Donga Department
Donga split from Atakora in 1999, inheriting transition-zone agriculture between cotton north and humid south without neighbor's tourism assets.
Donga Department represents administrative speciation—split from Atakora in 1999 as Benin restructured its territorial organization. The separation created a department without the tourism assets that define its northern neighbor: no Tata Somba villages, no Pendjari National Park. Instead, Donga must develop economic identity from agricultural basics and cross-border trade with Togo to the west.
The department sits in the transition zone between Benin's cotton-growing north and the humid southern regions. This geographic intermediacy creates edge effects: neither fully savanna nor forest, Donga's ecology supports diverse cropping patterns. Cotton cultivation persists, though at lower intensity than in Borgou or Alibori. Yams, maize, and other food crops provide subsistence while cotton generates cash income—a dual-economy pattern common across West Africa's agricultural zones.
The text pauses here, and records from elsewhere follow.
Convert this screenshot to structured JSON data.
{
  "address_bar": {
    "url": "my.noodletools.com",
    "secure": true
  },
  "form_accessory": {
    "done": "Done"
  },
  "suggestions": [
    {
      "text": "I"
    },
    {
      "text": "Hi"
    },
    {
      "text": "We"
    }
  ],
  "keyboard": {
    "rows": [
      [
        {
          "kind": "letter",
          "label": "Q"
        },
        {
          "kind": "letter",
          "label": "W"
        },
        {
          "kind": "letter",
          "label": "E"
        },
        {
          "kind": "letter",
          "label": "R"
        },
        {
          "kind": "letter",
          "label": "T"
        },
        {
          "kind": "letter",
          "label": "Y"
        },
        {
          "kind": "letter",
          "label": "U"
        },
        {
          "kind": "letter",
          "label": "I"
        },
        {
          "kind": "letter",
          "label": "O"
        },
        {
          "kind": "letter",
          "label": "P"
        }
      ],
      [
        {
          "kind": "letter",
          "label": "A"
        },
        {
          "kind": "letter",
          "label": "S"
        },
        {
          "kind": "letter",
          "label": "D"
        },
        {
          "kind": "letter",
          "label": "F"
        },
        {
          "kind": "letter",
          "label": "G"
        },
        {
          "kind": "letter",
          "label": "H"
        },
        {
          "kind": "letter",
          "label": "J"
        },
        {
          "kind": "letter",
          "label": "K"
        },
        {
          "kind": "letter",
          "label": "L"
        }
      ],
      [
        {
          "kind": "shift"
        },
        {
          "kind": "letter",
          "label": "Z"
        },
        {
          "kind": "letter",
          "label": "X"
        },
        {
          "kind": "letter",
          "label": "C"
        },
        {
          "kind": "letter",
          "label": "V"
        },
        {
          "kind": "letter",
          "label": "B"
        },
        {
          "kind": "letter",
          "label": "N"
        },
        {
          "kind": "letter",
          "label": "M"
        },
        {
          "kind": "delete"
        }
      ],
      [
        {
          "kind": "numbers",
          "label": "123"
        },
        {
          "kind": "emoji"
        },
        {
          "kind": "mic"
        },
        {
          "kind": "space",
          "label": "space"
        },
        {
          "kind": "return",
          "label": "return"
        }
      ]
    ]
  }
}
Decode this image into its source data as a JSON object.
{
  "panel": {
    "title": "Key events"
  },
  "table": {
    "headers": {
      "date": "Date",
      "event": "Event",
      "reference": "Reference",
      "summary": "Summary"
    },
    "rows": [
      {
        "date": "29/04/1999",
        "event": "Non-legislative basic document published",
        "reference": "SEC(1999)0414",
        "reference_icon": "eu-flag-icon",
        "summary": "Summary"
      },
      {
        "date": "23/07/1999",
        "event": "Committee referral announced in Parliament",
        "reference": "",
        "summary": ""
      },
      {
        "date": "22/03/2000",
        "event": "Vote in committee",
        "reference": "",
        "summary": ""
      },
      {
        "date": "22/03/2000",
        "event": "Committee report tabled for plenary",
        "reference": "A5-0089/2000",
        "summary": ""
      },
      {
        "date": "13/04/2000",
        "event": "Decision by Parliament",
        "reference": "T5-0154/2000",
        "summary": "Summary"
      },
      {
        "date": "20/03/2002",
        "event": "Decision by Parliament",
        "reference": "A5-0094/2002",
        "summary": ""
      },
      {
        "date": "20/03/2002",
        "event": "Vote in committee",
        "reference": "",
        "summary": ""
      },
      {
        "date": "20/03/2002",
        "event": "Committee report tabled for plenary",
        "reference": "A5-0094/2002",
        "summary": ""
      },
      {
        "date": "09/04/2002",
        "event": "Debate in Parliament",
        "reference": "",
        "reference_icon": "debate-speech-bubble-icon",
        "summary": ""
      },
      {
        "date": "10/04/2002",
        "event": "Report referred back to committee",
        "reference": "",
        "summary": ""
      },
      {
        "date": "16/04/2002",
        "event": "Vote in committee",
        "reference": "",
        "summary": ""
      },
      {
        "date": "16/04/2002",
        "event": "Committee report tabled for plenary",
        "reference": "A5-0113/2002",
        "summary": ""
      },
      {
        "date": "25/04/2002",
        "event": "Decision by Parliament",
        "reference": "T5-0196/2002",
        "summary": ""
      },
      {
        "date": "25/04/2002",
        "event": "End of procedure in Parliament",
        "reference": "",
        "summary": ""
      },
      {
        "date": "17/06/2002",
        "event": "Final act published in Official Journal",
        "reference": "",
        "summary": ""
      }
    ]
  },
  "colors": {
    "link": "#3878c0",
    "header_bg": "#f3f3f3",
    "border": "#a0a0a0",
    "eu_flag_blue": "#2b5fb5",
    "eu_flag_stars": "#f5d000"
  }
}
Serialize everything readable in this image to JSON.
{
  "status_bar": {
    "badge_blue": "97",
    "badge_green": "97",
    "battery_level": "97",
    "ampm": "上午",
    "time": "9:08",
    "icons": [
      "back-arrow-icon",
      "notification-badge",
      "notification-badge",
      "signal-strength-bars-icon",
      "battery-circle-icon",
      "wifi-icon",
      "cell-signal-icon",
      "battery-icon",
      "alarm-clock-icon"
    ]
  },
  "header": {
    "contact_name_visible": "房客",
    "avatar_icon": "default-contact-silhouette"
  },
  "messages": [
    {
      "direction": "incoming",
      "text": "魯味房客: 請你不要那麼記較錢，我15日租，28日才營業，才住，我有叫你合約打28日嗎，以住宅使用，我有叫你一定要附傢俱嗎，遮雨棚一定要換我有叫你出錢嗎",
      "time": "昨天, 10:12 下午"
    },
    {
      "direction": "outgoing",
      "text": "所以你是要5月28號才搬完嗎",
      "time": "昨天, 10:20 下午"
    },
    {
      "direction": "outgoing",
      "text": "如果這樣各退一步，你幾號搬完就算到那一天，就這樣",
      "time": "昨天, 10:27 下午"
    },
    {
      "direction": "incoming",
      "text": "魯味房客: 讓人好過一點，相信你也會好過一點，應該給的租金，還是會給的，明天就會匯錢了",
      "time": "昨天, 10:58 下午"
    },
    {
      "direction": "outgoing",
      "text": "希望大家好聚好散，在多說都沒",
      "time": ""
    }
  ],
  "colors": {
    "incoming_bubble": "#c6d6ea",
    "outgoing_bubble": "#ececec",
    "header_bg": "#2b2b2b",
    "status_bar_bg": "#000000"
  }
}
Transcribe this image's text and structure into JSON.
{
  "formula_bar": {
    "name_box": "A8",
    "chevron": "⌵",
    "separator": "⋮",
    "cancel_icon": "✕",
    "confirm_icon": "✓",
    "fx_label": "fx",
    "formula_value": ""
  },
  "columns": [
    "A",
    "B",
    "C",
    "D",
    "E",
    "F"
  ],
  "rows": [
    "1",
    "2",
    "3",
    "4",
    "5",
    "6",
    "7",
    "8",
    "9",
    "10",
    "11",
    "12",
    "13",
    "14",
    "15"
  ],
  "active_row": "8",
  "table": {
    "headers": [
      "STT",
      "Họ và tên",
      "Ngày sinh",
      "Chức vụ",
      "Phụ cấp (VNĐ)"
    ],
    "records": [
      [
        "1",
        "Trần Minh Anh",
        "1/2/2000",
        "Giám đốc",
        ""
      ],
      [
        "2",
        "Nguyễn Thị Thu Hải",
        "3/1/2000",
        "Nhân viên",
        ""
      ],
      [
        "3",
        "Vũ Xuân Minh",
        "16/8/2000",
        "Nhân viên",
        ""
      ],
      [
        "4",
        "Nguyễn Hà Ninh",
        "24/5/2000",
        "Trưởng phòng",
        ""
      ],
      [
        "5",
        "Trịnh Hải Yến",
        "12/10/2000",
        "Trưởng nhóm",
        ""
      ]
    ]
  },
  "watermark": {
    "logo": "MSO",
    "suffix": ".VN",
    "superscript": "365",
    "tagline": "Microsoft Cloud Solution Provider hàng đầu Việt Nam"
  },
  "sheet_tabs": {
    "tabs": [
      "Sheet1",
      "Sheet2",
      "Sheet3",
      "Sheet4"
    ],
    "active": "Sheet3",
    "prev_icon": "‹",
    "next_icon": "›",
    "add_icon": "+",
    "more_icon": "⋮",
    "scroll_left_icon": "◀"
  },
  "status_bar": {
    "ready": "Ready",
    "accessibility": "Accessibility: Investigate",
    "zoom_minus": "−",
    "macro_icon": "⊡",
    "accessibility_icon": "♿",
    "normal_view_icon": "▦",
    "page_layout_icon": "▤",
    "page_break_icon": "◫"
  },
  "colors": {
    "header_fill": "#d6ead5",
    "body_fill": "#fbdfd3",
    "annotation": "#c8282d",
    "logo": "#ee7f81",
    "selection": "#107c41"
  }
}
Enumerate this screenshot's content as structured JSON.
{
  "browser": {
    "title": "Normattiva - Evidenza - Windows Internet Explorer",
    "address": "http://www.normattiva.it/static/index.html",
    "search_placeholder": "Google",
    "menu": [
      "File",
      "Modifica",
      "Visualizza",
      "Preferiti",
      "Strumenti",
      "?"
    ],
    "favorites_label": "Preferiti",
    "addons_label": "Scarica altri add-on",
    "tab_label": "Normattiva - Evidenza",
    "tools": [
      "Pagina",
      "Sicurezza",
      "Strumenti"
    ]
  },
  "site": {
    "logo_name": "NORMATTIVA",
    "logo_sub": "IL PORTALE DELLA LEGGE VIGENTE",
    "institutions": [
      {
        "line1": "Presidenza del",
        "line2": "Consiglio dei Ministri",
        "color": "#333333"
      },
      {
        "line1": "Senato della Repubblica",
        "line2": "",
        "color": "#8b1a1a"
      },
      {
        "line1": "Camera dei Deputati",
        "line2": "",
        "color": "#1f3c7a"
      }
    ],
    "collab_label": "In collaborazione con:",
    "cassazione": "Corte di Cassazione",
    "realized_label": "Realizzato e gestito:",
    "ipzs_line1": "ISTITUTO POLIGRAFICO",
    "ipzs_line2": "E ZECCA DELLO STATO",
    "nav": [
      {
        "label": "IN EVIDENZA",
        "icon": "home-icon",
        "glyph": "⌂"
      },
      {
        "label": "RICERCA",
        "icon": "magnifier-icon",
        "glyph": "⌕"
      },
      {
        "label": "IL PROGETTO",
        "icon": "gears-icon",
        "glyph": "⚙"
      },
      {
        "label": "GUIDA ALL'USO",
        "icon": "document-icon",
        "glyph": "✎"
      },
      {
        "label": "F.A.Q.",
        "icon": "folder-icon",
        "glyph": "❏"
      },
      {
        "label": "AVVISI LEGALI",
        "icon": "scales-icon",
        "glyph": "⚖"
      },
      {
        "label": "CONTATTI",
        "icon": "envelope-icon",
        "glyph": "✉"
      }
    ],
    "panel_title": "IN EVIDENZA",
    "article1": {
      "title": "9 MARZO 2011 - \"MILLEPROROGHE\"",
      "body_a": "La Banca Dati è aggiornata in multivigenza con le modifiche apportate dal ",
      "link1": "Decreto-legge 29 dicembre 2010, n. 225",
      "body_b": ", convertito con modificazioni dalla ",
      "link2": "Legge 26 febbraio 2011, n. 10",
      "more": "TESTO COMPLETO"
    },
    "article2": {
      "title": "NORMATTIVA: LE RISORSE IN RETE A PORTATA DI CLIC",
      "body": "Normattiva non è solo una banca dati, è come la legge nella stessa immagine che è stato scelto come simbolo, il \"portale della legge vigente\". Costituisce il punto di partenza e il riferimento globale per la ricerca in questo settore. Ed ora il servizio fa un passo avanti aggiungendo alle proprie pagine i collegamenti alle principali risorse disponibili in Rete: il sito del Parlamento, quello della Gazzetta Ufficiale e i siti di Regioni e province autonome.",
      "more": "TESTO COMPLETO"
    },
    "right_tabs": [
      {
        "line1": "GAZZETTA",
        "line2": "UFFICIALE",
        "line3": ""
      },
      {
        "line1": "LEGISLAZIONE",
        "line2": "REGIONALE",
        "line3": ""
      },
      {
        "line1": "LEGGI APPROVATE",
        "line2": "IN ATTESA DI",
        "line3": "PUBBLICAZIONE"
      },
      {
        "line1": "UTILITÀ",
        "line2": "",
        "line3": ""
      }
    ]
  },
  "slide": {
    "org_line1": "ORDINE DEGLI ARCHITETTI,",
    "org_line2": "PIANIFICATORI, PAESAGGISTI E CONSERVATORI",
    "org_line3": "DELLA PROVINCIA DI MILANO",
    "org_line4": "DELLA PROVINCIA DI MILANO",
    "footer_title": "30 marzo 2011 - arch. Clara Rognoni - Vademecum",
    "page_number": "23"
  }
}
Infrastructure constraints limit development potential. Roads connecting Donga to major markets remain poor, increasing transport costs that erode farmer margins. The department's landlocked interior position—neither coastal nor on major trade corridors—creates natural disadvantages that require deliberate investment to overcome. Whether Donga can carve distinctive economic niches beyond basic agriculture depends on infrastructure development and identification of comparative advantages not yet apparent.